Most restaurateurs Berger talked to — and most Front Street merchants – told him business this year is down 20-25% from 2014. “Why? We are totally convinced it can be traced in part back to the total failure of the Dutch side government to enact meaningful timeshare owner consumer protection legislation, which has caused many tens of thousands of timeshare owners to walk away from their timeshare weeks — and from the island itself.”
“You shouldn’t punish merchants as well,” some merchants have asserted. But fleeing timeshare owners said, “You did nothing to help us.” The island appears to have mortally wounded the goose that lays the golden egg, Berger reports rather gloomily.
and there is more: Berger also addresses the cruise tourism sector. That goes like this: “Before the Great Recession, cruise lines were doing great and ordered lots of new ships. During the Great Recession, cruise lines were desperate to put warm bodies on ships and offered record low fares. Result: big ships loaded with passengers sailed into SXM, bringing upwards of 18,000 passengers some days. Bottom line: the low demographic of many of these passengers delivered hordes of window-shoppers to town, keeping stayover tourists (remember them? They’re timeshare owners) out of town because of the congestion. So, few sales.”

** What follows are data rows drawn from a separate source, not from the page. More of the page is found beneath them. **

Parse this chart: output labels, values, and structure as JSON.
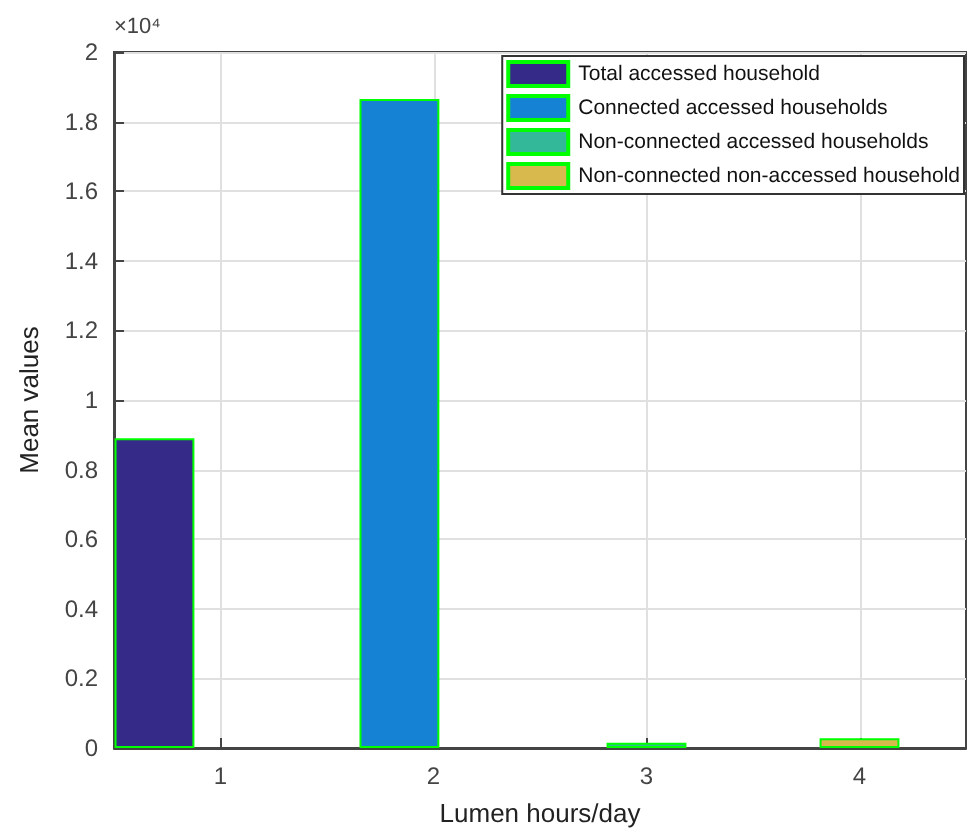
{
  "chart_data": {
    "type": "bar",
    "xlabel": "Lumen hours/day",
    "ylabel": "Mean values",
    "annotations": [
      "×10⁴"
    ],
    "xlim": [
      0.5,
      4.5
    ],
    "xticks": [
      1,
      2,
      3,
      4
    ],
    "ylim": [
      0,
      2
    ],
    "yticks": [
      0,
      0.2,
      0.4,
      0.6,
      0.8,
      1,
      1.2,
      1.4,
      1.6,
      1.8,
      2
    ],
    "series": [
      {
        "name": "Total accessed household",
        "color": "#352a87",
        "x": [
          0.69
        ],
        "values": [
          0.89
        ]
      },
      {
        "name": "Connected accessed households",
        "color": "#1582d4",
        "x": [
          1.84
        ],
        "values": [
          1.865
        ]
      },
      {
        "name": "Non-connected accessed households",
        "color": "#33b89a",
        "x": [
          3
        ],
        "values": [
          0.015
        ]
      },
      {
        "name": "Non-connected non-accessed household",
        "color": "#d8b94e",
        "x": [
          4
        ],
        "values": [
          0.028
        ]
      }
    ],
    "grid": true,
    "legend": "top right"
  }
}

Most jewelers Berger talked to said business was down big time last year, 20-25%. “SXM has concentrated on attracting more cruise ship passengers and it got exactly what it wished for, but that demographic does not buy. The harbor, a government business, saw a rental opportunity near the port so it rented properties to a few businesses there. Shoppers visit those shops, then get lured to the airport or Orient Beach instead of Front Street. Result: major drops in retail sales downtown, which translates into drops of turnover tax those businesses pay the government. All of this is a major reason the government keeps claiming poverty — poverty it caused by focusing on attracting hordes of cruise passengers who don’t buy anything, instead of supporting timeshare owners who have historically spent a lot on each trip.”
Despite its problems, the government needs to solve this quickly. It has an elephant knocking on the door and that elephant will soon enter the room. Its name: Cuba. Things are not going to get any easier,” Berger warns.